Description:  The real advantage of the ASP-TVR is with data containing time-varying frequency content, which is common in many real-world dynamic systems.  In these systems, the use of conventional SP-TVR method results in lower estimation accuracy and higher computation time.  The ASP-TVR determines the adaptive parameter using time-frequency analysis and computing windowed frequency information. The time-frequency analysis allows the selection of the proper scale for applying the amplitude threshold necessary in the ASP-TVR.  TVR uses scaling parameter (alpha)=1x10-9 and optimized derivative order=1 (trial and error-based determination by minimizing spikes in derivative).  SP-TVR uses Max frequency = 25 Hz, determined based on maximum frequency content in signal determined using Fourier transforms of entire data.  Sample rate (dt) considered for data generation 0.02.  Sparse regression library polynomial order 2.  The use of the ASP-TVR for computing time derivatives, in combination with the sparse regression method [3], increases the accuracy of the learned attractor dynamics for a benchmark dynamic system (Lorenz system). 
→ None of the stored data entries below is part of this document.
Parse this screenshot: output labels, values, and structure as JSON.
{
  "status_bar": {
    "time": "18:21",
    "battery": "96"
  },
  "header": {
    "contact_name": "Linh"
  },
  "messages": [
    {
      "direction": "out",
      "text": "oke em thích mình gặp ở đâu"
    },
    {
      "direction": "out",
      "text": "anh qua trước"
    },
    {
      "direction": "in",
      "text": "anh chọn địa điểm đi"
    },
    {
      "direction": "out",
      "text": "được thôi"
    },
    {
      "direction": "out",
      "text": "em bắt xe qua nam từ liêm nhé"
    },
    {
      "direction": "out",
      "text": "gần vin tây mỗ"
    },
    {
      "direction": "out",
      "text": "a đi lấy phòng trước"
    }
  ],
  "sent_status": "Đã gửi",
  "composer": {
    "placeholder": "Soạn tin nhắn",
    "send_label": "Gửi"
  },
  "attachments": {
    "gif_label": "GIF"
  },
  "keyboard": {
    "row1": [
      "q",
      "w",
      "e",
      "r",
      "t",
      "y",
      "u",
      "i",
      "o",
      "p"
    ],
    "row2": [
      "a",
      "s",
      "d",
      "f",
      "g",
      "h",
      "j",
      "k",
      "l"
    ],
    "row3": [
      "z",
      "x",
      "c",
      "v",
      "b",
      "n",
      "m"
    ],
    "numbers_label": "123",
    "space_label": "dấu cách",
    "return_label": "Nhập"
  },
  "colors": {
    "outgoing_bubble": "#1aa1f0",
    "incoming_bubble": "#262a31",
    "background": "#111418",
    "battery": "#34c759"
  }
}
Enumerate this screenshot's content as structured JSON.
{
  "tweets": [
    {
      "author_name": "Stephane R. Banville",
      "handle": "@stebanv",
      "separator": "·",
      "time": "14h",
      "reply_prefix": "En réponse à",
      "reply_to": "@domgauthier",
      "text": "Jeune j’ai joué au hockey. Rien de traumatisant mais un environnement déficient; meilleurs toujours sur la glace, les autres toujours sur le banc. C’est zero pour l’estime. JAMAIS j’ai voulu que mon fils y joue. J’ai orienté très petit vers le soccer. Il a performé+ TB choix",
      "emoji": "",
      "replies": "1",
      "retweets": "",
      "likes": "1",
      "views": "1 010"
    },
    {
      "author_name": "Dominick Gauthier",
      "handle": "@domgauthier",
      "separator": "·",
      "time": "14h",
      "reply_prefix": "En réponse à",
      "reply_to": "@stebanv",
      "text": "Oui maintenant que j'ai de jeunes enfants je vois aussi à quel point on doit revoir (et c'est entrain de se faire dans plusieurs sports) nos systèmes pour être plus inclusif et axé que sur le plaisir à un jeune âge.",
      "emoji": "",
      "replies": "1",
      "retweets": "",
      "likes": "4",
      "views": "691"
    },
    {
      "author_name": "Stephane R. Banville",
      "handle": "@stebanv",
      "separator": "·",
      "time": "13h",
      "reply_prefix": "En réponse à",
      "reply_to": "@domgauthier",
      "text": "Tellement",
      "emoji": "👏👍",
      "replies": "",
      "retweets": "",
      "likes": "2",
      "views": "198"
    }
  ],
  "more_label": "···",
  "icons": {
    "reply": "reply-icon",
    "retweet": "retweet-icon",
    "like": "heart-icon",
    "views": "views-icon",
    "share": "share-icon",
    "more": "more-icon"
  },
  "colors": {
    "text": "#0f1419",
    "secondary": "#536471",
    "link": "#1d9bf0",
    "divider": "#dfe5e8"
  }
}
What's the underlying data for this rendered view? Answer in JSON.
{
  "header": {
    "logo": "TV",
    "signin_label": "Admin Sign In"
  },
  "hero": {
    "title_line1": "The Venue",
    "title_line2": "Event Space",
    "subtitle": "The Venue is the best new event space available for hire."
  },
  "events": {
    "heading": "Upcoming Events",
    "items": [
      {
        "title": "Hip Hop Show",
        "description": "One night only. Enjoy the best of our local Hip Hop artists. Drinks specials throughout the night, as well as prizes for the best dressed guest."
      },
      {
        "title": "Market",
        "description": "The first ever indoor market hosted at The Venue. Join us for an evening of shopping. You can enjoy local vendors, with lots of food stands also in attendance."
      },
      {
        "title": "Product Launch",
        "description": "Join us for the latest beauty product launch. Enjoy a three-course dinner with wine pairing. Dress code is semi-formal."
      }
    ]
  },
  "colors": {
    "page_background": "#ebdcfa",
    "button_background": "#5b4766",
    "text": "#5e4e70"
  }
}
Adaptive Single Parameter Total Variation Regularization for Derivative Estimation
Actual response of Lorenz system and response with 1% mean noise (Left). Estimated derivative using various methods are compared. Discovered ODE and the coefficients estimated using derivatives and sparse regression method are shown. The computation speed and mean absolute error between analytical derivatives (True) and computed derivatives is compared. The ASP-TVR provides most smooth derivative with 32% improvement in accuracy and 5% improvement in computation when compared to SP-TVR method.

Acknowledgement: This research is sponsored by the Artificial Intelligence Initiative as part of the Laboratory Directed Research and Development Program of Oak Ridge National Laboratory, managed by UT-Battelle, LLC, for the US Department of Energy under contract DE-AC05-00OR22725.

Contact: Wesley Williams (williamswc@ornl.gov)

Team: Wesley Williams, Vivek Rathod, Xingang Zhao, Seung-Hwan Lim, Pradeep Ramuhalli

References

  1. L. I. Rudin, S. Osher and E. Fatemi, "Nonlinear total variation-based noise removal algorithms", Phys. D Nonlinear Phenomena, vol. 60, no. 1, pp. 259-268, Nov. 1992.
  2. F. Van Breugel, J. N. Kutz and B. W. Brunton, "Numerical Differentiation of Noisy Data: A Unifying Multi-Objective Optimization Framework," in IEEE Access, vol. 8, pp. 196865-196877, 2020.
  3. Steven L. Brunton, Joshua L. Proctor, and J. Nathan Kutz, "Discovering governing equations from data by sparse identification of nonlinear dynamical systems," PNAS, 113(15), 2016, 3932–3937.